5-Tiyatro, ona göre ‘’bir eğlence değil edebi bir okuldur.’’
6-Tiyatro ile ilgili görüşlerini Celalettin Harzemşah isimli yapıtının önsözünde açıklamıştır.
NAMIK KEMAL'İN Dil ve edebiyat hakkındaki görüşleri:
1-Türkçe bir gramer yapılmasını ister; fakat Arapça ve Farsça kuralların kalması şartıyla.
2-Yabancı dillerden alınacak kelimelerin önceden belirlenip bir sözlüğe toplanmasını ister.
3-Tek dil ister. (Halkın kullandığı dille aydınların kullandığı dili birleştirmek)
Namık Kemal şekil yönünden Divan şiirine bağlı kalmıştır. Hece denemeleri yok denecek kadar azdır.
NAMIK KEMAL'İN Romancılığı:
Namık Kemale göre roman geçmiş ve geçmesi mümkün olayların ahlak, adetler ve duygular çerçevesinde anlatılmasıdır.

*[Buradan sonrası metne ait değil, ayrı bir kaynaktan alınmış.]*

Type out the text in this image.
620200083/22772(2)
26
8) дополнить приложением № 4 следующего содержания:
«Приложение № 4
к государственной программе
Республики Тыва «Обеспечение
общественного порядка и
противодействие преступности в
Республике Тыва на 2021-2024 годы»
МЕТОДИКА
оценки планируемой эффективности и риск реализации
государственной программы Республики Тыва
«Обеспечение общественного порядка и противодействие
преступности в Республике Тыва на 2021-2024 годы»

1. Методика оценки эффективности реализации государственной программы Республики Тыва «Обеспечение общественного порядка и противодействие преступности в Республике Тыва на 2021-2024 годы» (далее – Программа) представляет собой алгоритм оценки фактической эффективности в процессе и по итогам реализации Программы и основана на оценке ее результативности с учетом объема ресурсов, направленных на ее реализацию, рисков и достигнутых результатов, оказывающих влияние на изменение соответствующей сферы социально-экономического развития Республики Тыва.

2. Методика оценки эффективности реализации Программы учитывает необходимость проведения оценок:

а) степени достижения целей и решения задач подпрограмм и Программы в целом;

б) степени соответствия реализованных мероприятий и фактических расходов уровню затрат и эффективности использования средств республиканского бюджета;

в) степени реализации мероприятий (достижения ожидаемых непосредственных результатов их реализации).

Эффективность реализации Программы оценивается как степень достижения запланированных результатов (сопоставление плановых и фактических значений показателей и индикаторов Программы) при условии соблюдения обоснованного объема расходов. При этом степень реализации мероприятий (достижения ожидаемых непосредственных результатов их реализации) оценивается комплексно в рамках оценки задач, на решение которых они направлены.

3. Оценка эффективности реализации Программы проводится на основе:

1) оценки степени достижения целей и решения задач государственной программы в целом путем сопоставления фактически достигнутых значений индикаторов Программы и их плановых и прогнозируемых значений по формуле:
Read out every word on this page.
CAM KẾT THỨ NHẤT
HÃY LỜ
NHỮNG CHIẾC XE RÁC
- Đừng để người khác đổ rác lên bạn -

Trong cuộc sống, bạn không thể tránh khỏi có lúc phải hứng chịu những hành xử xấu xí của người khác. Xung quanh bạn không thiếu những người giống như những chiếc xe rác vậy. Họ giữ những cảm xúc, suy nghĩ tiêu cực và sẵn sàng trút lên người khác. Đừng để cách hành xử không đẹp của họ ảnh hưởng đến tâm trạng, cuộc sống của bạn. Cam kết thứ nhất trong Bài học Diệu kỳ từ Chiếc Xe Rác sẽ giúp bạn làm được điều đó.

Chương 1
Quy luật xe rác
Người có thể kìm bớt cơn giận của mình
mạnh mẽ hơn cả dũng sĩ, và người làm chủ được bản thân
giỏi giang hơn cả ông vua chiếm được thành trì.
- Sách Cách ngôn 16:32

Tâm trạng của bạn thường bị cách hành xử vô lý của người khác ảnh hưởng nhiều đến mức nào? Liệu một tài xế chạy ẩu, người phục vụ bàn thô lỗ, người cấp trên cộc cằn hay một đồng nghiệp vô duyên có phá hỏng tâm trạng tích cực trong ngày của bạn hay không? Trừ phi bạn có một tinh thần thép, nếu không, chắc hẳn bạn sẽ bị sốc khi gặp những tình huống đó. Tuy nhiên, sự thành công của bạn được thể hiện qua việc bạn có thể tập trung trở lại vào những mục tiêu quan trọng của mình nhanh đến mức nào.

1-Romanda, faydacılık esasını güder.
2-Romanlarındaki yer ve olay tasvirlerinde realist; tabiat ve karakter tahlillerinde romantiktir.
3-Roman tekniği zayıftır.
NAMIK KEMAL'İN Tiyatroculuğu:
Tiyatroyu faydalı bir eğlence olarak kabul eden Namık Kemal, tiyatronun etkileyicilik özelliğinden yararlanarak fikirlerini kısa bir zamanda geniş bir kitleye yaymak için tiyatro eserleri yazmıştır. Tiyatroları, teknik yönden kusurludur.
Romantik dramların etkisinde kalır. Dil bakımından ikilik göze çarpar: bazen sade, bazen süslü.
NAMIK KEMAL'İN Eserleri:
Tiyatroları: Vatan Yahut Silistre, Akif Bey, Zavallı Çocuk, Gülnihal, Kara Bela, Celalettin Harzemşah
Tarih alanında ve İslam dini ile ilgili eserler: Kanije Kalesi ve Osmanlı tarihi
Biyografileri de vardır. (Selahaddin Eyyübi, Fatih, Sultan Selim)
Eleştirileri: Tahrib- i Harabat, Takip, Renan Müdafanamesi
Romanları: İlk edebi romanı yazmıştır: İntibah (Eser Son Pişmanlık adıyla Magosa’da yazılmıştır. (1885) Eserin diğer bir adı da Sergüzeşt-i Ali Bey’dir.)
İlk tarihi roman yazarıdır. Romanını adı: Cezmi (Bu romanda tarihi bir olayı anlatır. II.Selim zamanında İranlılarla yapılan bir savaşın anlatıldığı romanda, roman kahramanı Cezmi vatansever bir askerdir. Romanda onun başından geçen olaylar anlatılır.
Vatan Mersiyesi, Hürriyet Kasidesi, Vaveyla isimli şiirleri ünlüdür. Ayrıca murabbalarıyla tanınır.